I totally agree with this FWIW, though we might disagree on some aspects of how to scale this to more realistic cases. I’m also very unsure whether I get how you concretely want to use a theory of abstractions for interpretability. My best story is something like: look for good abstractions in the model and then for each one, figure out what abstraction this is by looking at training examples that trigger the abstraction. If NAH is true, you can correctly figure out which abstraction you’re dealing with from just a few examples. But the important bit is that you start with a part of the model that’s actually a natural abstraction, which is why this approach doesn’t work if you just look at examples that make a neuron fire, or similar ad-hoc ideas.
I agree with this. I’ve done stuff in some of my past papers that was just for defensibility and didn’t make sense from a truth-seeking perspective. I absolutely think many people in academia would profit from updating in the direction you describe, if their goal is truth-seeking (which it should be if they want to do helpful alignment research!)
On the other hand, I’d guess the optimal amount of precision (for truth-seeking) is higher in my view than it is in yours. One crux might be that you seem to have a tighter association between precision and tackling the wrong questions than I do. I agree that obsessing too much about defensibility and precision will lead you to tackle the wrong questions, but I think this is feasible to avoid. (Though as I said, I think many people, especially in academia, don’t successfully avoid this problem! Maybe the best quick fix for them would be to worry less about precision, but I’m not sure how much that would help.) And I think there’s also an important failure mode where people constantly think about important problems but never get any concrete results that can actually be used for anything.
It also seems likely that different levels of precision are genuinely right for different people (e.g. I’m unsurprisingly much more confident about what the right level of precision is for me than about what it is for you). To be blunt, I would still guess the style of arguments and definitions in your posts only work well for very few people in the long run, but of course I’m aware you have lots of details in your head that aren’t in your posts, and I’m also very much in favor of people just listening to their own research taste.
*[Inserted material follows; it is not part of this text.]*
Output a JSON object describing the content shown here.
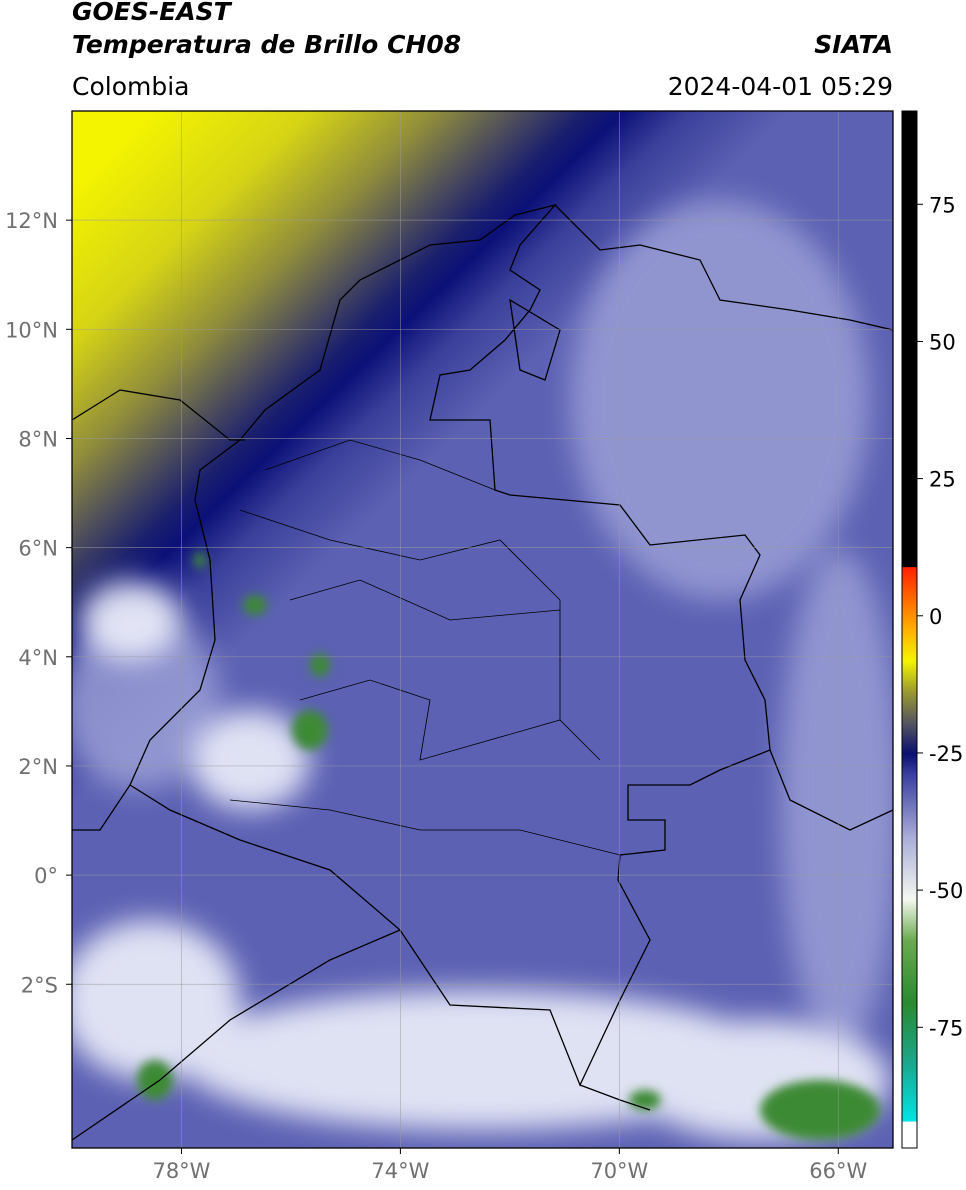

Yeah, to be clear I think this is the right call, I just think that more precision would be better for quickly arriving at useful true results (with the caveats above about different styles being good for different people, and the danger of overshooting).
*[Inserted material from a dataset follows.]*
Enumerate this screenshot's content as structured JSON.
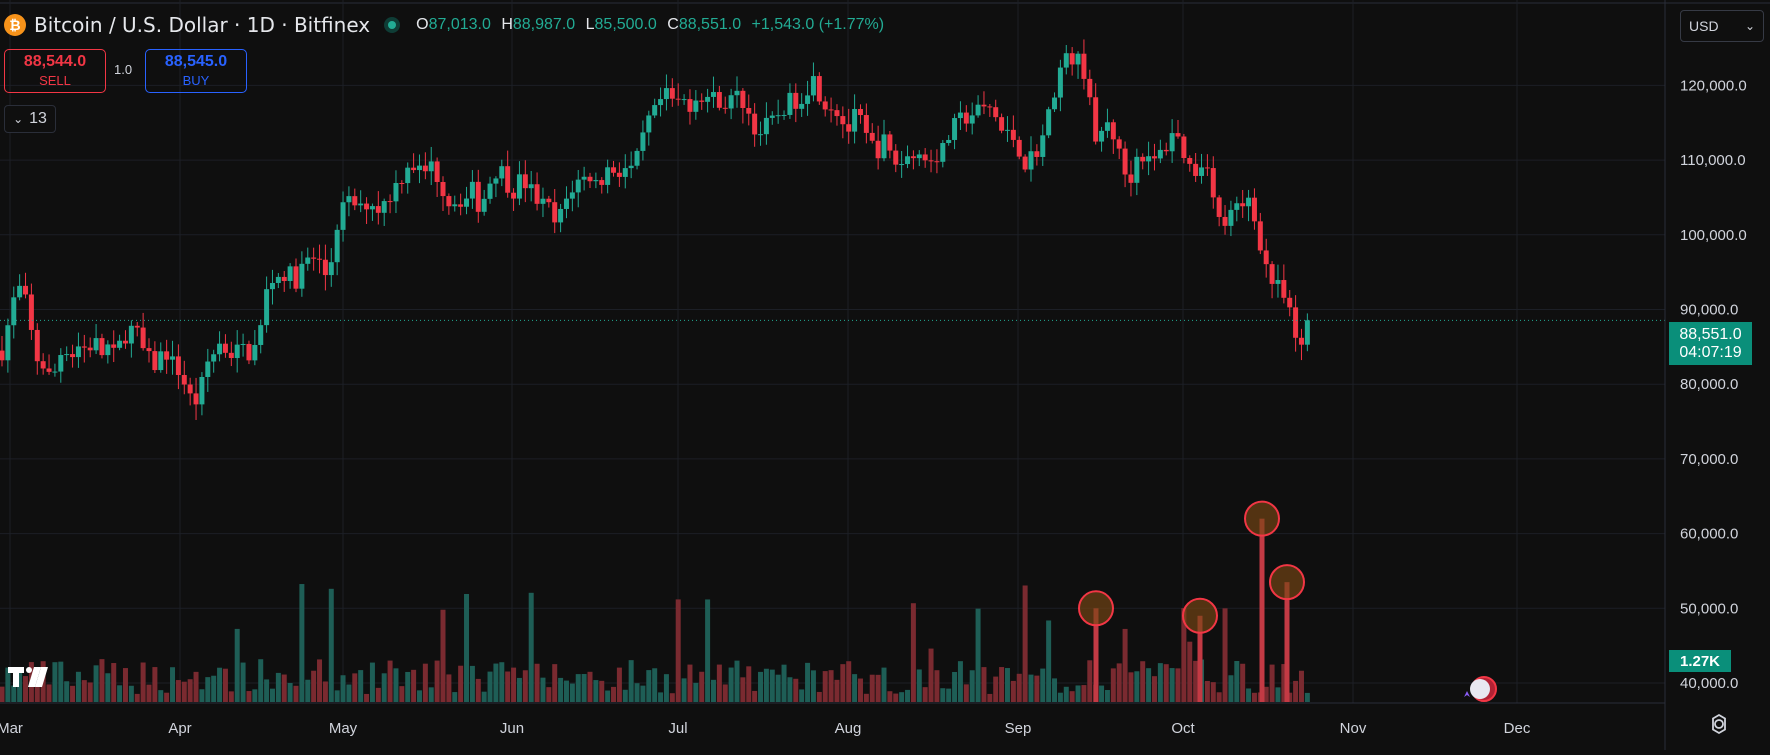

Yeah, definitely. And I think different trade-offs between precision and readability are genuinely best for different readers, which doesn’t make it easier. (I think this is a good argument for separate distiller roles: if researchers have different styles, and can write best to readers with a similar style of thinking, then plausibly any piece of research should have a distillation written by someone with a different style, even if the original was already well written for a certain audience. It’s probably not that extreme, I think often it’s at least possible to find a good trade-off that works for most people, though hard).
Perhaps your instincts here are better than mine! Going to the finite case has indeed turned out to be more difficult than I expected at the time of writing most of the posts you reviewed.